"Neue Zeit" Kommentar: "Totschrumpfen" (von Günther Gruber)

Ausgabe vom 24. 4. 2001

Graz (OTS) - Die Entwicklung der Altersstruktur in der Bevölkerung wird eines der zentralen Probleme der westlichen Welt in den kommenden Jahrzehnten sein. Dabei geht es einerseits um die sinkende Geburtenrate und die höhere Lebenserwartung, andererseits um die Probleme am Arbeitsmarkt und bei umlageorientierten Pensionssystemen. Das Szenario, das den westlichen Industrienationen droht: Es gibt zu wenig junge Menschen, um die Nachfrage nach qualifizierten Arbeitskräften befriedigen zu können und um mit einigermaßen tragbaren Beiträgen die Pensionen der Älteren zu finanzieren. Wird noch dazu in der Bildungspolitik nicht rasch auf möglichst hohe Qualifikation aller in den Arbeitsmarkt strebenden Menschen gesetzt, wird es für die Wirtschaft zu wenig ausgebildete Arbeitskräfte geben, für den Staat hingegen trotz hoher Nachfrage auf dem Arbeitsmarkt zu viele Arbeitslose aus mangelnder Qualifikation.

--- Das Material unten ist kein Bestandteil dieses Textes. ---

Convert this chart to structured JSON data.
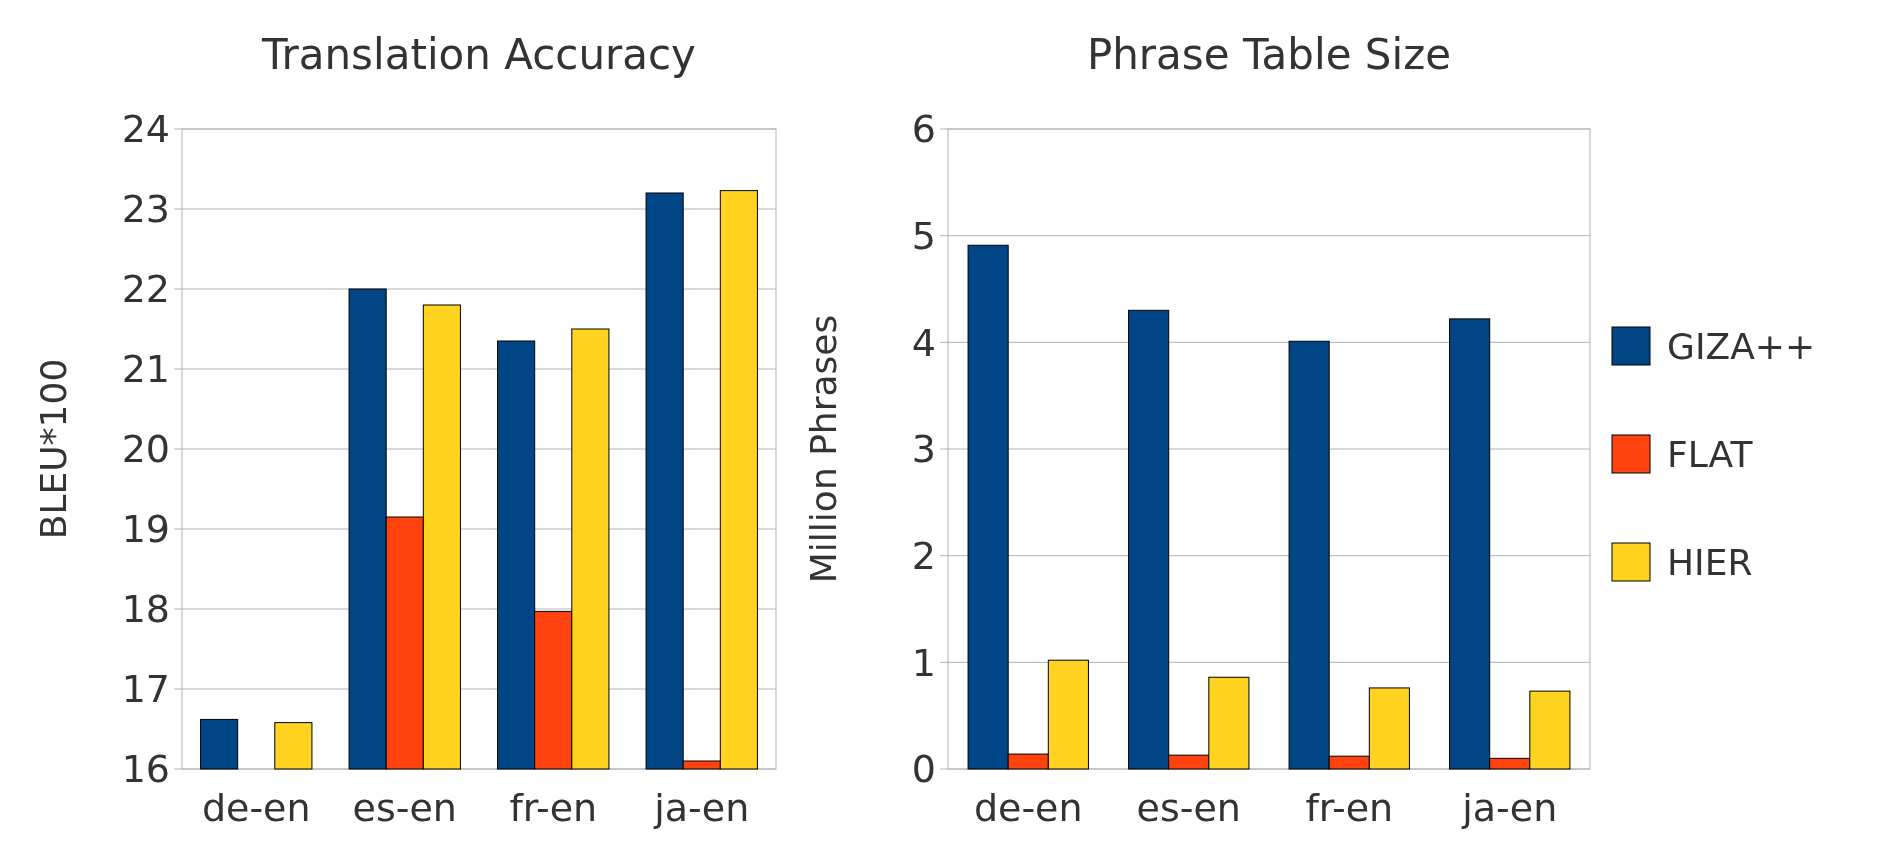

Wie diesem drohenden Szenario begegnen? Die Geburtenrate wird sich kaum nachhaltig steigern lassen, weil Kinderkriegen immer noch auf Freiwilligkeit beruht. Das wird sich auch bei 36 Monaten Kindergeld nicht ändern. Bestünde nämlich ein unmittelbarer Zusammenhang zwischen bezahlter Karenz und Geburtenrate, müssten in Österreich etwa neun Mal so viele Kinder geboren werden wie in Spanien. Bleibt als Ausweg die Zuwanderung. Dagegen wiederum ist jede Art von Populismus gerichtet. Bei dieser Einstellung droht, dass sich die Industrienationen nicht gesund- sondern totschrumpfen.